It appears that the government is considering a replacement for the ill-fated Green Homes Grant, which was to have helped thousands of landlords improve their properties.
The government announced in March that the £1.5 billion Green Homes Grant programme - which was for landlords and owner occupiers - would end with almost no notice.
After launching last September, by the end of February there were over 123,000 applications for the grants but just 28,000 vouchers had been issued and only 5,800 energy-efficient installations made - the scheme was then axed almost overnight because of delivery reasons, with too few skilled fitters.
Now however - and with environmental improvements to domestic properties seen as increasingly vital to combat climate change - it appears the government may be about to have a further rethink.
Business Secretary Kwasi Kwarteng has told the BBC that he is speaking with Chancellor Rishi Sunak to bring back an “equivalent” plan.
In the same interview he suggested that the price of heat pumps - seen as a long term replacement for carbon-heavy gas boilers - could be halved.
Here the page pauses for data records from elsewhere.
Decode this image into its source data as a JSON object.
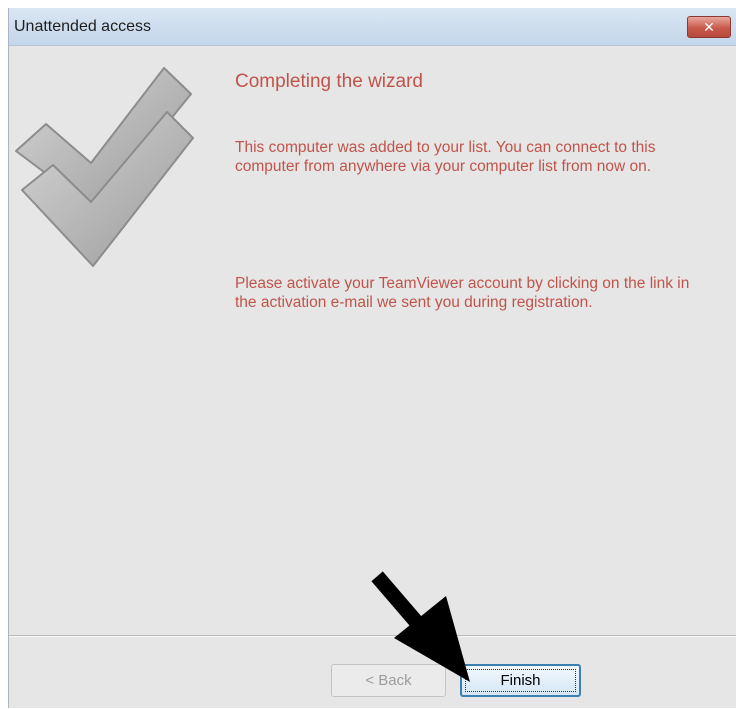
{
  "window": {
    "title": "Unattended access",
    "close_glyph": "✕"
  },
  "main": {
    "heading": "Completing the wizard",
    "paragraph_1": "This computer was added to your list. You can connect to this computer from anywhere via your computer list from now on.",
    "paragraph_2": "Please activate your TeamViewer account by clicking on the link in the activation e-mail we sent you during registration.",
    "illustration": "checkmark-icon"
  },
  "footer": {
    "back_label": "< Back",
    "finish_label": "Finish",
    "back_enabled": false,
    "finish_focused": true
  },
  "annotation": {
    "icon": "pointer-arrow-icon"
  },
  "colors": {
    "text_accent": "#c0544a",
    "dialog_bg": "#e6e6e6",
    "titlebar": "#c4d6ea",
    "close_button": "#c85a4c"
  }
}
Kwarteng told the Today programme that energy supplier Octopus suggested the price of heat pumps could “very quickly” come down to as low as £5,000 - at the moment they are typically ranging from £10,000 to £35,000.
The original Green Homes Grant scheme collapsed in chaos early this year with a shortage of accredited engineers registered with TrustMark, the government-endorsed quality scheme for installers, highlighted as a reason landlords and owners were unable to make the upgrades the initiative should have enabled.
Within the Green Homes Grant, landlords and owners are eligible to receive vouchers towards heat pump installation.
Analysis by the National Residential Landlords Association shows that only five per cent of private rented households have received government help to fund energy efficiency measures despite having the greatest need.
Although more of those classed as fuel poor live in the sector, private rented households received only half of the help given to those in the social sector.
According to the English Housing Survey, a third of private rented sector housing was built before 1919. This is the hardest to treat and accounts for a larger proportion of the sector than for any other housing tenure. Across England’s entire housing stock, 84 per cent of properties built before 1919 had an energy rating or D or worse.
With 62 per cent of private rented homes having an energy rating of D or below this will largely account for why 37 per cent of all households classed as fuel poor are in the private rented sector compared to 23 per cent in the social sector.